Proteus returns, too. Aristaeus, the greek god of beekeeping, had to wrestle Proteus to the ground, through all the transformations, to find out why his bees had died. The other gods, the usual Attic crowd of meddlers and back-biters, killed them to punish A. for trying to jump Eurydice; fighting him off, she fled and was bitten to death by a snake. Then Orpheus… but you know the rest of that story. To make amends to the other gods (but not, of course, poor Eurydice), he had to sacrifice some bulls and heifers and later found the bodies a buzz with bees. The ancients believed that animal carcasses generated bees.

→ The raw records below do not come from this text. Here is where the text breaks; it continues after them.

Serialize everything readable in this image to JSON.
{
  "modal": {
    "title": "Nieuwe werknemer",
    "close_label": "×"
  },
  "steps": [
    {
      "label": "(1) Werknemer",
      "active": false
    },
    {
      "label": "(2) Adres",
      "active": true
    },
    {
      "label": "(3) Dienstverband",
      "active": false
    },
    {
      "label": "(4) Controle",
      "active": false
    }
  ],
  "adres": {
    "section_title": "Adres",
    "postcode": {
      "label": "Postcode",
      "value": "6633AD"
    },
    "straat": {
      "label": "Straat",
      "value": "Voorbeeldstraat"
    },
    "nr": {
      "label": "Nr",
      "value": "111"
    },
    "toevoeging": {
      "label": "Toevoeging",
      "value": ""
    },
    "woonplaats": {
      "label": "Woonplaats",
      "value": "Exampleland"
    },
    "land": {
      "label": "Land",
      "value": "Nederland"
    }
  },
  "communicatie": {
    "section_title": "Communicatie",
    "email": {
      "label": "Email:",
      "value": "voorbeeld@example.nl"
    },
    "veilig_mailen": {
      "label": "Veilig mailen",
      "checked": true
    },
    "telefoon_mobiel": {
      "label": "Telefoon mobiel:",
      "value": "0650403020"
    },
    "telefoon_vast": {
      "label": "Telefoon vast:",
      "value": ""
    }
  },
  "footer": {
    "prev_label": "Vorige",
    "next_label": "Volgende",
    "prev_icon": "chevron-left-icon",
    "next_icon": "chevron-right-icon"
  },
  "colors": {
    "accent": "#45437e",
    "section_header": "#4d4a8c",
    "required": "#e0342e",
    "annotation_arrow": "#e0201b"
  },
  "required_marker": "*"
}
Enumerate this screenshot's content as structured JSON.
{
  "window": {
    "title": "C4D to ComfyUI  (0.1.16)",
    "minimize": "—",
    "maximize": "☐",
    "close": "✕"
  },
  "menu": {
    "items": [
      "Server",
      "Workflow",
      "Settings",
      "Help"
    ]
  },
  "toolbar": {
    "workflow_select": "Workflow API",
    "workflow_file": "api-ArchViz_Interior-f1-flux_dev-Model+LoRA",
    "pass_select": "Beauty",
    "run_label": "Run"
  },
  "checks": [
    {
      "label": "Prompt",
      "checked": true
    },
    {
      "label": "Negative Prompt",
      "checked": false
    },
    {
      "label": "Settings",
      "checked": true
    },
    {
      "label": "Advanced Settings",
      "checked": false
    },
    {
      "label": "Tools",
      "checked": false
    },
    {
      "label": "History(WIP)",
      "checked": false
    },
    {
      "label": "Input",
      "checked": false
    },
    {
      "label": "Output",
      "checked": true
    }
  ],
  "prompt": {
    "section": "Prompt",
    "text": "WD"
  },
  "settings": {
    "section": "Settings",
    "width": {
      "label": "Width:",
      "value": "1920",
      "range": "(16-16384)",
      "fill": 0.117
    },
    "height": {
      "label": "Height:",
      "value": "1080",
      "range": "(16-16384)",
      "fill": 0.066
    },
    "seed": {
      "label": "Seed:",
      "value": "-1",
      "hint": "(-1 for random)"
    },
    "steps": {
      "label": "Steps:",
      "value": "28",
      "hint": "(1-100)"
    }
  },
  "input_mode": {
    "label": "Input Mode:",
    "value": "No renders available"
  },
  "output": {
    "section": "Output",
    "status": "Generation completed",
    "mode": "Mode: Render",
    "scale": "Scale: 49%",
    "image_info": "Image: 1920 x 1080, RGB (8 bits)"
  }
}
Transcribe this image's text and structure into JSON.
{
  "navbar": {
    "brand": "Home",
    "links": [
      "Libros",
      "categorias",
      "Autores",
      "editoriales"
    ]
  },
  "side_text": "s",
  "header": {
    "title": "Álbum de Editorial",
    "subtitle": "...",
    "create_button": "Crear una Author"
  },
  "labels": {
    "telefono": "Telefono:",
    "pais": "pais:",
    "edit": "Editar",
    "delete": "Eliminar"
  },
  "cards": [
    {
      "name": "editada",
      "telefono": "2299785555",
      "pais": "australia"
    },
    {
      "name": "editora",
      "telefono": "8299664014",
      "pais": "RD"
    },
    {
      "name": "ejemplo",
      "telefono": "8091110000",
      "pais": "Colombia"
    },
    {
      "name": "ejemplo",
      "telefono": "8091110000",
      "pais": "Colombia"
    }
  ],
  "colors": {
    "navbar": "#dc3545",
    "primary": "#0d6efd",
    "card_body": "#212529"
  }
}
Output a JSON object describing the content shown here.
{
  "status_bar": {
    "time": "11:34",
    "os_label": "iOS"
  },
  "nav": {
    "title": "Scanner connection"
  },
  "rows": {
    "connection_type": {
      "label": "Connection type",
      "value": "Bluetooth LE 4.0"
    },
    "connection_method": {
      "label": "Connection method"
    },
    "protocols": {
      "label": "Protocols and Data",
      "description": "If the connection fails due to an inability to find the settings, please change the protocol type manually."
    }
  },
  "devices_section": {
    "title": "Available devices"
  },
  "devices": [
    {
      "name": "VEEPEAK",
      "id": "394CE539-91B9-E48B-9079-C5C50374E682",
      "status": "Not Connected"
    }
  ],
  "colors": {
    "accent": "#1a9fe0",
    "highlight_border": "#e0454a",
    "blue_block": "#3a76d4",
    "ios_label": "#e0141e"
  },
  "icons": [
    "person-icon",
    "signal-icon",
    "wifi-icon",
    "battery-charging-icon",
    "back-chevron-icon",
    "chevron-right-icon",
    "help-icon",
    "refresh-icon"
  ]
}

They seem to have be confused by flies. See Lyle’s Golden Syrup, that yummy deliciousness that has rotten so many national health teeth, which is illustrated by a lion’s carcass swarming with bees and the biblical “Out of the strong came forth sweetness.”
Took M and her friend P into Green-Wood yesterday after a scrumptious brunch in her fantastic backyard. A hot day, but we saw the two red-tailed hawk chicks being fed in the nest. The parent hawk was ripping up bits of flesh to feed them. One chick was quite dominant; this is no doubt the older of the two since they are laid/born asynchronously. The chicks are still fuzzy headed with down, but their wing feathers are coming in, and they were flexing their wings; they will be fledging very soon (none of the interminable mollycoddling mammalian slowpoke development). Fantastically good view, since the nest isn't all that high. Back to dinner at M's with her house guests after a shower: speaking of scrumptiousness, M looks fantastic in a dress.
Got one mosquito bite, but we'd polished off dessert before the rain started.